It was my husband's birthday today, the one day a year when I allow him full control over what we do. Which is not to say that he doesn't get input on other days - we have fairly similar interests so our wants tend to coincide - but today he got
absolute control, which included deciding on financial outlay.
My husband hates spending money. If, say, I'm re-ordering my stationery from Smythson's, I can not consult him on the colour of the card or the ink because he'll be hopping around the room going "Do you
know how much this all
costs?" even after I have patiently explained that it truly is a money saving initiative as each correspondence card and envelope, once my discount is factored in, equates to roughly the same price as a (gilt-edged, three-inch thick) postcard. "Yes but because you've got a whole box of them, you write
so many more letters than you would otherwise!" I hold my father partially responsible for this state of affairs: when we got engaged, he wrote to Andrew telling him that I had always spent 30% more than my income, and pointing out that 30% of nothing was nothing. Suffice to say, we still don't have a joint bank account.
Happily, for today, he found a completely free exhibition at Somerset House that he wanted to go to. And it was wonderful, and we wandered around planning our holidays for about the next ten years:
Simon Roberts, The Camel Estuary. This view will be familiar to thousands. It's basically heaven on the north coast of Cornwall, where we went last year, and where I went every year as a child, and where I hope that we'll take our children, summer after summer. See those tiny white houses on the right? That's Trebetherick, where a little bit of my soul resides, forever.
Florian Joye, Bawadi 2006. Aside from the fact that the photographer has got the most fabulous name imaginable, we decided that we'd like to go and build a paper city in the desert.
Elger Esser, Sacramento River. Both of us thought this was the Nile, which both of us have, quite seperately, sailed down. We were wrong. So now we'd like to go here. It looks lovely and peaceful (so much so that we perhaps shouldn't take the children.)
Jamey Stillings, Arizona Arch Segment. Andrew has got a thing about bridges, especially bridges like this. Sholto's second name is Isambard, after Brunel . . .
Nadav Kander, Chongqing 1. Andrew spends hours photographing the undersides of overpasses. This is catnip to him.
Mitch Epstein, BP Carson Refinery, California. The other day Andrew drove us the whole way to Mile End to look at a Victorian pumping station that isn't actually open to the public.

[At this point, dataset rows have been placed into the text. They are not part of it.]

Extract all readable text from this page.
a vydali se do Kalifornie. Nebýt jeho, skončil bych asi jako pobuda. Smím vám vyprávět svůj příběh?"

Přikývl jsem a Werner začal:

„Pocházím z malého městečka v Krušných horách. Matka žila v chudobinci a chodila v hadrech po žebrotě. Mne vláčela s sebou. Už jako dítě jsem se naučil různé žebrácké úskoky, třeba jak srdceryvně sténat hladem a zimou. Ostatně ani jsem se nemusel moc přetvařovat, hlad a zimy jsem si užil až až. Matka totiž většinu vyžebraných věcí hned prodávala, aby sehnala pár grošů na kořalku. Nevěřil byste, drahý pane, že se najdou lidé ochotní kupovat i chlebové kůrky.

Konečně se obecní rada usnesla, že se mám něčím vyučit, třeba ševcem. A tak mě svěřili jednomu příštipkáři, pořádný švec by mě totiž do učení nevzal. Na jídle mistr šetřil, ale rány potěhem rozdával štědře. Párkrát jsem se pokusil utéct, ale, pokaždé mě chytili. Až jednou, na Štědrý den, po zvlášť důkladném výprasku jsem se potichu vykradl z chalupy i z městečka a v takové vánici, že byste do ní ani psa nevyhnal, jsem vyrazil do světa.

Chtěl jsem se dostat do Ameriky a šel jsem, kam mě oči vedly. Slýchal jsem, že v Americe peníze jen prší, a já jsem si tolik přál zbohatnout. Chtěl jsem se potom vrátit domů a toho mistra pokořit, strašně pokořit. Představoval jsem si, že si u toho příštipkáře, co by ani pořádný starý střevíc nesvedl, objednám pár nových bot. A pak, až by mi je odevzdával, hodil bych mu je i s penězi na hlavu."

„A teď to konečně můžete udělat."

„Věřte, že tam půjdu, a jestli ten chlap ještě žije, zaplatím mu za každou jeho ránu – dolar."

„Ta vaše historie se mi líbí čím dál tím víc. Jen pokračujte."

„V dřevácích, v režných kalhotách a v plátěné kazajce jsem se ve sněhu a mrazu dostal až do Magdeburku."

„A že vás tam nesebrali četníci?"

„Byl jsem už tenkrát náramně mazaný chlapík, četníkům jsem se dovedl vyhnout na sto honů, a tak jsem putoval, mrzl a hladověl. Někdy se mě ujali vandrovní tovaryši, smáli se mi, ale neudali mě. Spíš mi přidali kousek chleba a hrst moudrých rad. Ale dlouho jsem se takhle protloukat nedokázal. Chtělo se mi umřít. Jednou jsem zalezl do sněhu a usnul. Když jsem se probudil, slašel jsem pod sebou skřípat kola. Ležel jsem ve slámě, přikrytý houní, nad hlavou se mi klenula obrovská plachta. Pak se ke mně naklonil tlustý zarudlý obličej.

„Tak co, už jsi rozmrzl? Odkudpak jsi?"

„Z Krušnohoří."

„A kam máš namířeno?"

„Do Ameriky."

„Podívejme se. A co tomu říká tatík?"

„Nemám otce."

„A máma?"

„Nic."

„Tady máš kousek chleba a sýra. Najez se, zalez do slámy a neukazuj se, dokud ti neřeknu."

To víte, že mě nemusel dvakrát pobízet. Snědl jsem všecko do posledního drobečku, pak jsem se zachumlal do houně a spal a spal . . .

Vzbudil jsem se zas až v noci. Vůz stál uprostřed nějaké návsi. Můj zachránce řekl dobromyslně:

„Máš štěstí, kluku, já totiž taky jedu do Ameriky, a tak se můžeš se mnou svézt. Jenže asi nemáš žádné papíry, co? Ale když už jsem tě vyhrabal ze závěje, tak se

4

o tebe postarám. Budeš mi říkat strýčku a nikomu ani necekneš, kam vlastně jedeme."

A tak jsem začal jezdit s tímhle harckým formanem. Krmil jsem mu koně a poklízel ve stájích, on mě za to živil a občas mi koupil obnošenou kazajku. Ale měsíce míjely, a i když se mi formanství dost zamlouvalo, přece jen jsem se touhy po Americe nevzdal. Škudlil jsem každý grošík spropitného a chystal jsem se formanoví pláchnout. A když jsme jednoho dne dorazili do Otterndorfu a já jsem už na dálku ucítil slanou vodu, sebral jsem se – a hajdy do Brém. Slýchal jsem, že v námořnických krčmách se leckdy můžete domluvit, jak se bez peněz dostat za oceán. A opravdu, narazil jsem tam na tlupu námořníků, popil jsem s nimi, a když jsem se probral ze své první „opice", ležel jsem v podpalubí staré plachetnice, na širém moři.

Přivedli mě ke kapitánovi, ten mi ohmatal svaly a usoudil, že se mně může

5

He'd drive us to California tomorrow, given the chance.
Edward Burtynsky, Nickel Trailings no. 34. This is somewhere in Canada, and I love it.
Olaf Breunning, Complaining Forest. This was one of my favourite works. I think Sholto would like this too. Not that I necessarily want to go on holiday here - I'd walk here, yes, but I always find houses in forests a bit horror film-y, especially if there's also a lake. And I bet they're damp. There's that poem by Robert Frost: "Who's woods these are, I think I know/ His house is in the village though" - which to me proves my point: the owner of the woods didn't actually live in them.

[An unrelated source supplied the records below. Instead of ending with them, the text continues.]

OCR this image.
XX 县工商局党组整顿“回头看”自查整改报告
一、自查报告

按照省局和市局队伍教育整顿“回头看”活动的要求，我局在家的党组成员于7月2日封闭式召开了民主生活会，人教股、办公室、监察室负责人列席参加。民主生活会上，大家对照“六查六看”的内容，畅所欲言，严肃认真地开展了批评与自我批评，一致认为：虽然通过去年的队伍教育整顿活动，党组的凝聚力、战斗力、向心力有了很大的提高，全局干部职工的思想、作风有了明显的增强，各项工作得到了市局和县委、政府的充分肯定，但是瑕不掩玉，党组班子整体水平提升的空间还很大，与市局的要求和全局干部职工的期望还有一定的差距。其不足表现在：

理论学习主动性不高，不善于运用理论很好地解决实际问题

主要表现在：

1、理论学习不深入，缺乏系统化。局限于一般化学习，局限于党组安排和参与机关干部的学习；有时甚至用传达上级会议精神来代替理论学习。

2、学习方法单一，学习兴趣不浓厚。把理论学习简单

And there were more, many many more wonderful photographs - indeed, so many more that Andrew remarked on what good value an exhibition it was, and bought me cake from Tom's Deli in celebration. I fear he would not say the same of the Picasso at the Courtauld, which is £6 for two rooms - but what rooms! And I found it fascinating, because I seldom give as much thought as I should to Picasso pre-1905, when he painted Les Desmoiselles d'Avignon and Matisse painted The Green Line, and Modern Art, according to the academics that taught me, began. And the permanent exhibition there is wonderful - I had actually forgotten just how good - and that is free. And it reminded me that I want to go back to the South of France really, really soon, simply because of this painting:
Georges Braques, Le Port a L'Estaque. The colour isn't nearly as good on a screen as it is in real life - seriously, if you go and see the Courtauld Collection for one reason only, go for this painting (though most of the works are so good that it's worth going to look just at them.) (I did actually go to L'Estaque one summer, purely on account of Braques' paintings. I took a two day detour en route to a wedding. . .)
Landmark: Fields of Photography is at Somerset House until the 28th April.
Becoming Picasso: Paris 1901 is at the Courtauld until the 27th May.